I don’t think the given solution work for a mountain array ‘0 1 2 2 2 2 2 2 2 2 2 2 2 2 2 2 3 2 2 2 2 2 2 2 2 2 2 1 0’
Hi, the question assume there is only one peak element and no ‘flat land’. “The array elements monotonically increase from the first element to A[k], and then monotonically decreases from A[k + 1] to the last element of the array”
“The array elements monotonically increase from the first element to A[k], and then monotonically decreases from A[k + 1] to the last element of the array” so the question assumes there is no flat land.
Yes, the array should be strictly increasing/decreasing.

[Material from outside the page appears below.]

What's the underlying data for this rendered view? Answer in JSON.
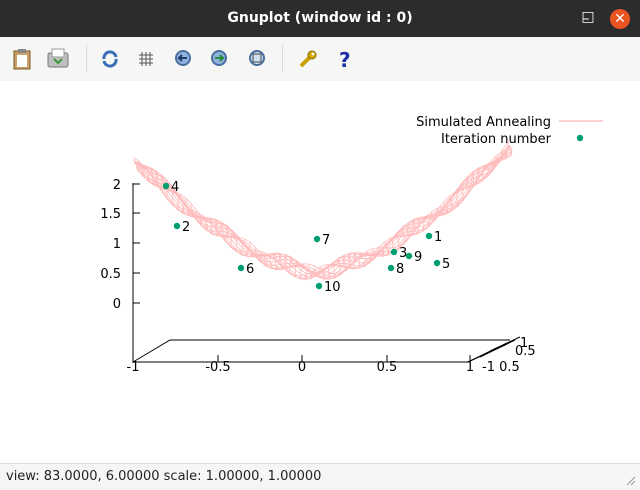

The Python solution fails to check the edge case where the “peak” is at the last element of the array; I put this in as a custom test case for my solution and discovered this.
That is not a valid case.
The time complexity of your solution is O(n). Moreover it consumes O(n) memory. Binary search does it in log(n) time with O(1) space.
In fact you solution is slower than the naive solution, which iterate once over the array and finds the peak manually. Even if your solution works, it is very sub-optimal as it is overly complicated so I would not expect a positive feedback during the interview.